Secondo Prodi, “all’euro si aprono nuove prospettive … favorendo il passaggio da un sistema monopolare ad un sistema multipolare.” Che dovrebbe avere come effetto un bilanciamento positivo in campo valutario. Perché l’euro cresca in credibilità, occorre che si consolidino pure le Istituzioni europee, con una linea politica finalmente unitaria in ogni settore d’intervento, sostenuta da nuovi e più articolati poteri sovranazionali: una Europa veramente unita negli obiettivi fondamentali. Tra i quali trovi spazio – secondo Prodi – l’allargamento della “cooperazione monetaria internazionale.”
E siccome siamo in argomento economico – finanziario, fatemi dare un’occhiata ad un altro problema di importanza strategica per la vivibilità dei luoghi dove si àncora il nostro tempo d’ogni giorno. In Umbria, per esempio. Si tratta di una regione dove le regole dell’economia politica devono essere in rigorosa armonia con la tutela dell’ambiente ed il razionale uso del territorio. Ogni eccezione rimossa. E’ una linea amministrativa irrinunciabile. Ne va dell’immagine di una parte d’Italia alla quale la natura ha fatto dono di rilevanti ricchezze. Oggi sappiamo che le dobbiamo difendere al pari del patrimonio d’arte e cultura ereditato dalle passate generazioni, con l’obbligo di tramandarlo integro a quelle future. Ogni percorso politico fuori di questi binari diventa ostativo di un corretto sviluppo.

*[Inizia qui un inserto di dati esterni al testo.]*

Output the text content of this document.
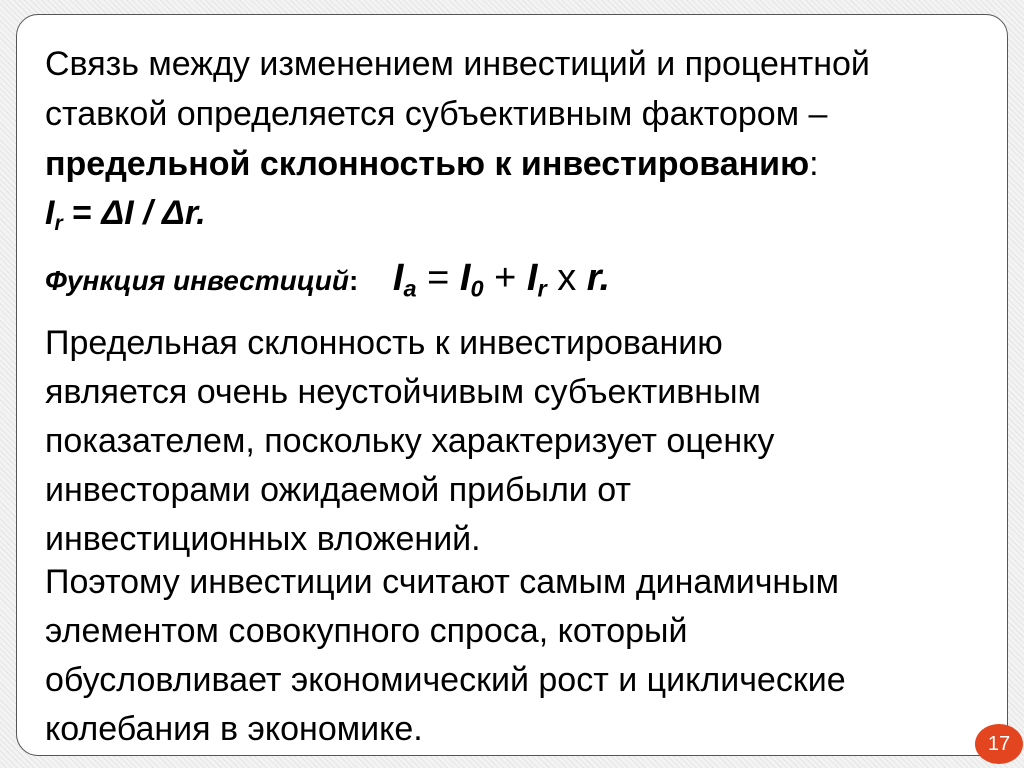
Связь между изменением инвестиций и процентной
ставкой определяется субъективным фактором –
предельной склонностью к инвестированию:
$I_r = \Delta I / \Delta r$.
Функция инвестиций: $I_a = I_0 + I_r$ x r.
Предельная склонность к инвестированию
является очень неустойчивым субъективным
показателем, поскольку характеризует оценку
инвесторами ожидаемой прибыли от
инвестиционных вложений.
Поэтому инвестиции считают самым динамичным
элементом совокупного спроса, который
обусловливает экономический рост и циклические
колебания в экономике.	17
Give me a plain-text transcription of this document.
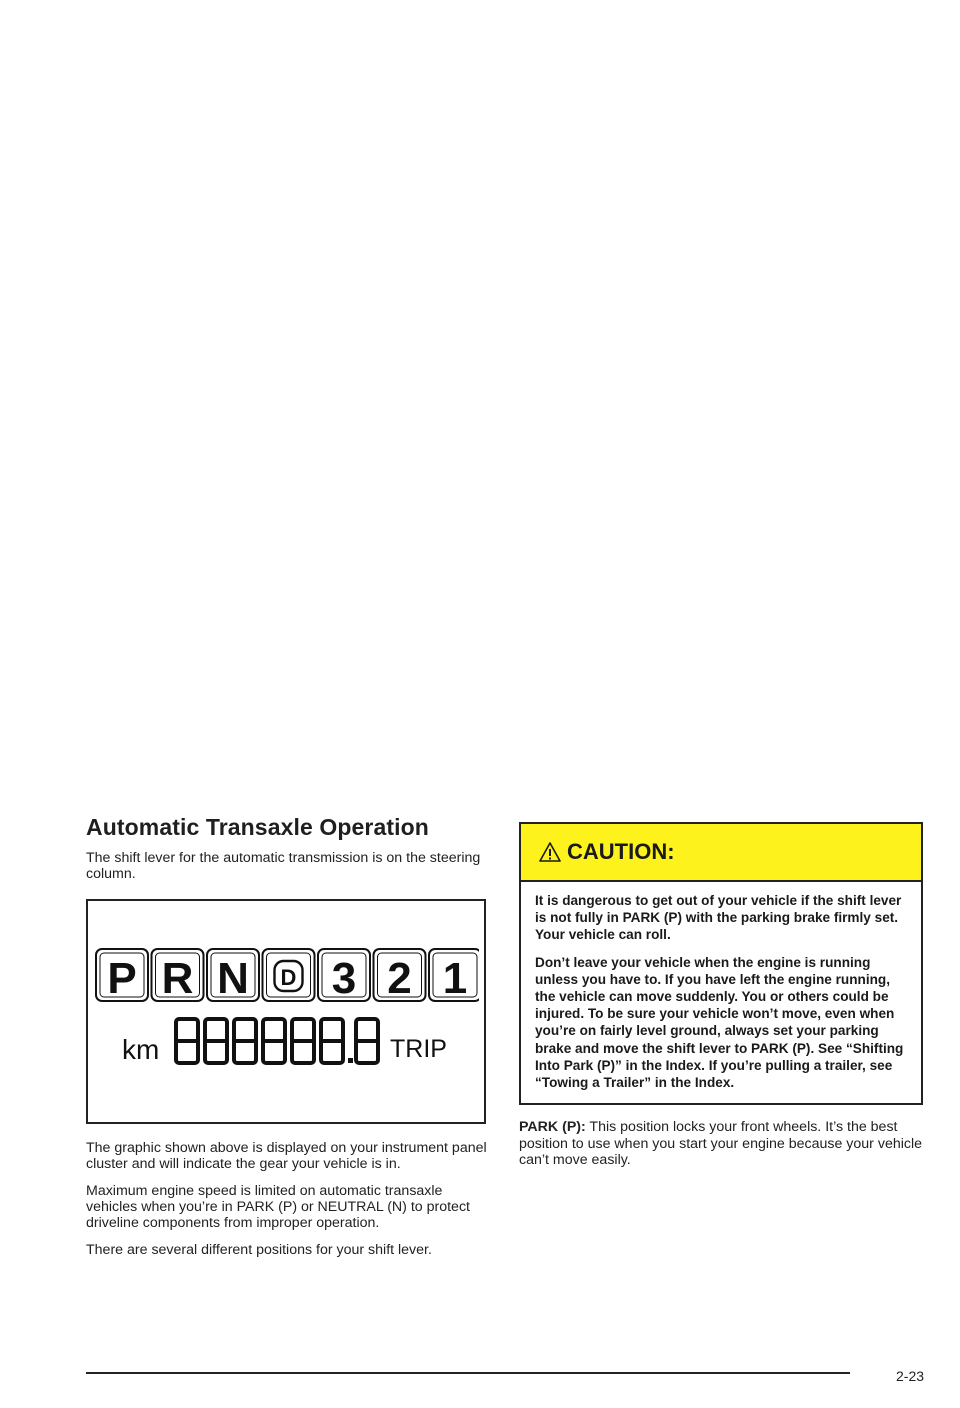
Automatic Transaxle Operation

The shift lever for the automatic transmission is on the steering column.

P R N D 3 2 1
km	TRIP

The graphic shown above is displayed on your instrument panel cluster and will indicate the gear your vehicle is in.

Maximum engine speed is limited on automatic transaxle vehicles when you’re in PARK (P) or NEUTRAL (N) to protect driveline components from improper operation.

There are several different positions for your shift lever.

CAUTION:

It is dangerous to get out of your vehicle if the shift lever is not fully in PARK (P) with the parking brake firmly set. Your vehicle can roll.

Don’t leave your vehicle when the engine is running unless you have to. If you have left the engine running, the vehicle can move suddenly. You or others could be injured. To be sure your vehicle won’t move, even when you’re on fairly level ground, always set your parking brake and move the shift lever to PARK (P). See “Shifting Into Park (P)” in the Index. If you’re pulling a trailer, see “Towing a Trailer” in the Index.

PARK (P): This position locks your front wheels. It’s the best position to use when you start your engine because your vehicle can’t move easily.

2-23
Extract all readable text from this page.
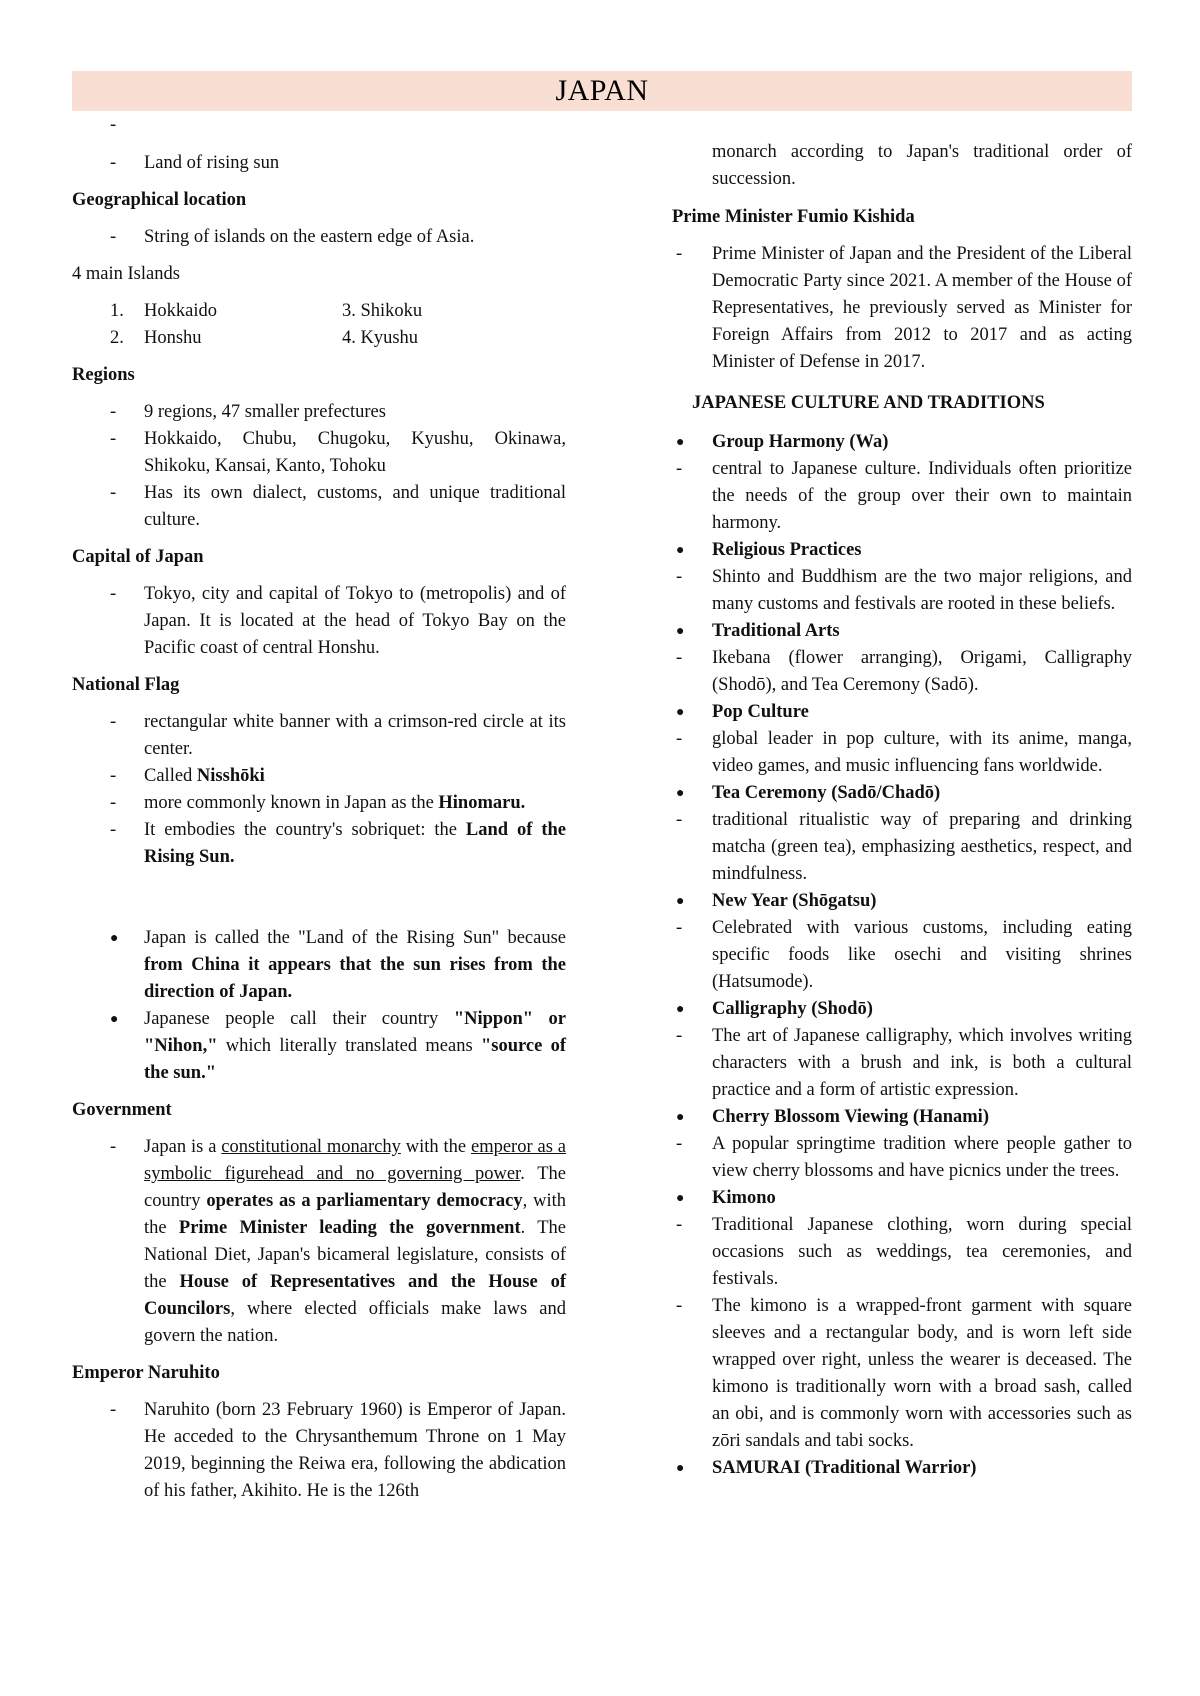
JAPAN
-

- Land of rising sun
Geographical location
- String of islands on the eastern edge of Asia.
4 main Islands
1. Hokkaido	3. Shikoku
2. Honshu	4. Kyushu
Regions
- 9 regions, 47 smaller prefectures
- Hokkaido, Chubu, Chugoku, Kyushu, Okinawa, Shikoku, Kansai, Kanto, Tohoku
- Has its own dialect, customs, and unique traditional culture.
Capital of Japan
- Tokyo, city and capital of Tokyo to (metropolis) and of Japan. It is located at the head of Tokyo Bay on the Pacific coast of central Honshu.
National Flag
- rectangular white banner with a crimson-red circle at its center.
- Called Nisshōki
- more commonly known in Japan as the Hinomaru.
- It embodies the country's sobriquet: the Land of the Rising Sun.
● Japan is called the "Land of the Rising Sun" because from China it appears that the sun rises from the direction of Japan.
● Japanese people call their country "Nippon" or "Nihon," which literally translated means "source of the sun."
Government
- Japan is a constitutional monarchy with the emperor as a symbolic figurehead and no governing power. The country operates as a parliamentary democracy, with the Prime Minister leading the government. The National Diet, Japan's bicameral legislature, consists of the House of Representatives and the House of Councilors, where elected officials make laws and govern the nation.
Emperor Naruhito
- Naruhito (born 23 February 1960) is Emperor of Japan. He acceded to the Chrysanthemum Throne on 1 May 2019, beginning the Reiwa era, following the abdication of his father, Akihito. He is the 126th
monarch according to Japan's traditional order of succession.
Prime Minister Fumio Kishida
- Prime Minister of Japan and the President of the Liberal Democratic Party since 2021. A member of the House of Representatives, he previously served as Minister for Foreign Affairs from 2012 to 2017 and as acting Minister of Defense in 2017.
JAPANESE CULTURE AND TRADITIONS
● Group Harmony (Wa)
- central to Japanese culture. Individuals often prioritize the needs of the group over their own to maintain harmony.
● Religious Practices
- Shinto and Buddhism are the two major religions, and many customs and festivals are rooted in these beliefs.
● Traditional Arts
- Ikebana (flower arranging), Origami, Calligraphy (Shodō), and Tea Ceremony (Sadō).
● Pop Culture
- global leader in pop culture, with its anime, manga, video games, and music influencing fans worldwide.
● Tea Ceremony (Sadō/Chadō)
- traditional ritualistic way of preparing and drinking matcha (green tea), emphasizing aesthetics, respect, and mindfulness.
● New Year (Shōgatsu)
- Celebrated with various customs, including eating specific foods like osechi and visiting shrines (Hatsumode).
● Calligraphy (Shodō)
- The art of Japanese calligraphy, which involves writing characters with a brush and ink, is both a cultural practice and a form of artistic expression.
● Cherry Blossom Viewing (Hanami)
- A popular springtime tradition where people gather to view cherry blossoms and have picnics under the trees.
● Kimono
- Traditional Japanese clothing, worn during special occasions such as weddings, tea ceremonies, and festivals.
- The kimono is a wrapped-front garment with square sleeves and a rectangular body, and is worn left side wrapped over right, unless the wearer is deceased. The kimono is traditionally worn with a broad sash, called an obi, and is commonly worn with accessories such as zōri sandals and tabi socks.
● SAMURAI (Traditional Warrior)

Qualche anno fa, l’IRRES scrisse: “Nel mantello verde che copriva figurativamente l’intera regione, si stanno aprendo delle aree ingiallite e appassite”. Un richiamo autorevole da non trascurare. Alla lunga potremmo pagare un prezzo molto alto. E’ dovere primario della politica “cementare” (scusate il termine, all’apparenza improprio) un disegno programmatico che abbia tra i punti qualificanti l’integrità del paesaggio, la riqualificazione urbanistica, il recupero edilizio. Ci sono città, anche in Umbria, colpite dalla sindrome del costruire in maniera intensiva: il risultato è un modello esistenziale pesante. Per esempio, a Terni, abbiamo tirato su (ch’è differente dall’edificare) abitazioni a diretto contatto con il muro di cinta delle grandi aziende ad alto tasso di inquinamento, senza considerare le conseguenze di carattere igienico – sanitario. Altrove, l’edilizia intensiva ha dequalificato quella che Aristotele chiamava la buona vita delle città. Sono diventati errori incorreggibili, scaturiti talvolta dalla “allegra brigata” palazzinari – politici.
Ormai, la scienza (economica) del costruire ha messo a disposizione una progettualità avanzata e razionale, oltre ad una tecnica di riqualificazione innovativa: c’è la possibilità di intervenire con maggiore spirito ecologico rispetto al passato. Quando si è mascherata la “furia costruttiva” dietro l’esigenza di dare risposte urgenti alla richiesta di alloggi. Negli ambienti decisionali va ribadito che l’equazione elementare è: lo sviluppo socio – economico, in qualunque settore cercato, deve trovare il suo orientamento nella sostenibilità ambientale, garanzia strategica del vivere moderno. Peccato che, nel corso della recente, per molti versi accigliata campagna elettorale, di tali argomenti ed altri consimili, non si sia sentito molto parlare e discutere con la gente. In Umbria invece occorrono “governanti” che abbiano stampato nel DNA politico il decalogo ambientale e le regole dell’ecologia. Paesaggistica, urbanistica, civile, culturale, sociale.